Die drei Gewalten im Staat (s. d.), die aus dem Begriff eines gemeinen Wesens überhaupt hervorgehen, sind nur soviel „Verhältnisse des vereinigten, a priori aus der Vernunft abstammenden Volkswillens und eine reine Idee von. einem Staatsoberhaupt, welche objektive praktische Realität hat“. „Dieses Oberhaupt (der Souverän) aber ist sofern nur ein (das gesamte Volk vorstellendes) Gedankending, als es noch an einer physischen Person mangelt, welche die höchste Staatsgewalt vorstellt und dieser Idee Wirksamkeit auf den Volkswillen verschafft. Das Verhältnis der ersteren zum letzteren ist nun auf dreierlei verschiedene Art denkbar: entweder daß einer im Staate über alle, oder daß einige, die einander gleich sind, vereinigt über alle andere, oder daß alle zusammen über einen jeden, mithin auch über sich selbst gebieten; d. i. die Staatsform ist entweder autokratisch oder aristokratisch oder demokratisch“, MSR § 51 (III 167). Die Änderung der Staatsverfassung ist nur dem Souverän möglich. Die Staatsformen sind nur der Buchstabe der ursprünglichen Gesetzgebung, aber der Geist des ursprünglichen Vertrages enthält die Verbindlichkeit der konstituierenden Gewalt, die Regierungsart der Idee jener Gesetzgebung (allmählich) angemessen zu machen, bis daß sie mit der „einzig rechtmäßigen Verfassung, nämlich der einer reinen Republik, ihrer Wirkung nach zusammenstimme, und jene alten empirischen (statutarischen) Formen, welche bloß die Untertänigkeit des Volks zu bewirken dienten, sich in die ursprünglichen (rationalen) auflösen, welche allein die Freiheit zum Prinzip, ja zur Bedingung alles Zwanges macht, der zu einer rechtlichen Verfassung, im eigentlichen Sinn des Staats, erforderlich ist und dahin auch dem Buchstaben nach endlich führen wird“. „Dies ist die einzig bleibende Staatsverfassung, wo das Gesetz selbstherrschend ist und an keiner besonderen Person hängt.“ „Alle wahre Republik aber ist und kann nichts anderes sein als ein repräsentatives System des Volks, um im Namen desselben, durch alle Staatsbürger vereinigt, vermittelst ihrer Abgeordneten (Deputierten) ihre Rechte zu besorgen“, ibid. § 52 (III 169 f.).

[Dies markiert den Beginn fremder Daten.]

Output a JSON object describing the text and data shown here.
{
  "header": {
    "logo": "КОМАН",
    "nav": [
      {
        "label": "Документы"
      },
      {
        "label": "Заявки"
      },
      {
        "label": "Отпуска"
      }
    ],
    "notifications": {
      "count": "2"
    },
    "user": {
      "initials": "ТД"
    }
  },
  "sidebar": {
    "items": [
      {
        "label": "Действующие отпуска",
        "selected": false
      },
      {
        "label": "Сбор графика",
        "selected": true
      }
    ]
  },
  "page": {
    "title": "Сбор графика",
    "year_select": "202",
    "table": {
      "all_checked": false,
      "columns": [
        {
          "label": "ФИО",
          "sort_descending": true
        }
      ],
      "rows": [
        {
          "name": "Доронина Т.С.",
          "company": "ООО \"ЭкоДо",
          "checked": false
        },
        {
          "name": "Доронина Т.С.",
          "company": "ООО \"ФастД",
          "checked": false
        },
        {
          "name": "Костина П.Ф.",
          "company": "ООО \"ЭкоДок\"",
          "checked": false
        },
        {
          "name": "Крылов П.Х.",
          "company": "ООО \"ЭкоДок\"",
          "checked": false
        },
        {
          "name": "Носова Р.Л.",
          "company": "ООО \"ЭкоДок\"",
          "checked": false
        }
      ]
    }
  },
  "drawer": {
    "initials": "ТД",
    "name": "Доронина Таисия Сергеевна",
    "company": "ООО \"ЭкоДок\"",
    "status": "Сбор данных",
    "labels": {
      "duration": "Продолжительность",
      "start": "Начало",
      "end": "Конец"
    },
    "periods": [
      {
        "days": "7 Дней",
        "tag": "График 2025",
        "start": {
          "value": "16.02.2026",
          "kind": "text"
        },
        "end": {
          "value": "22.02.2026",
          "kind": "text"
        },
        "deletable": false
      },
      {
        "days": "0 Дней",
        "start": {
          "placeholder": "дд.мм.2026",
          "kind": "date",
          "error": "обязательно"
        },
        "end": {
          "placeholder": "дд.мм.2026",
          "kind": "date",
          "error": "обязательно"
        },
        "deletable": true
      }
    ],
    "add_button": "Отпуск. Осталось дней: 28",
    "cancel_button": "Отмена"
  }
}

Arten der Staatsverfassung sind: „A. Gesetz und Freiheit ohne Gewalt (Anarchie). B. Gesetz und Gewalt ohne Freiheit (Despotism). C. Gewalt ohne Freiheit und Gesetz (Barbarbei). D. Gewalt mit Freiheit und Gesetz (Republik).“ Nur die letztere ist eine wahre bürgerliche Verfassung; „Republik“ bedeutet aber hier nur einen „Staat überhaupt“. Das höchste Gesetz einer bürgerlichen Gesellschaft ist nicht das „Sinnenwohl“ (die Glückseligkeit der Bürger), sondern das „Verstandeswohl“, d. h. „die Erhaltung der einmal bestehenden Staatsverfassung“. Denn jene Gesellschaft besteht nur durch diese, Anthr. 2. T. E, Grundzüge der Schilderung... (IV 287). Durch den Soziakontrakt hat das Volk nicht mehr das Recht des Widerstandes, aber wohl das „der Ge envorstellungen und Bekanntmachung der Ideen des Besseren“. „Was ein Volk nicht über sich selbst beschließen kann (z. B. einen unveränderlichen Kirchenglauben festzusetzen), das kann auch der Souverän nicht über das Volk beschließen. Das Volk hat kein Recht zu Feindseligkeiten gegen den Oberherrn, weil dieser das Volk selbst vorstellt.“ „Aus dem Willen des Souveräns selbst muß die Reform hervorgehen. Dieser ist aber in facto nicht der vereinigte Volkswille, sondern dieser soll allmählich herauskommen. Schriften müssen das Oberhaupt wie das Volk instand setzen, das Ungerechte einzusehen.“ „Das, was man sich nicht getraut, öffentlich als seine Maxime anzukündigen, und dessen Ankündigung der Maxime sich selbst vernichten würde, ist dem öffentlichen Rechte zuwider“, Bruchstücke aus dem Nachlaß (VIII 291). „Der Staat ist ein Volk, das sich selbst beherrscht. Die Faszikeln aller Nerven sind die Zustände, welche durch die Gesetzgebung entstehen. Das sensorium commune des Rechts entsteht aus ihrer Zusammenstimmung“, ibid. (VIII 295). Vgl. Staat, Revolution, Völkerrecht, Geschichte, Friede, Recht, Politik.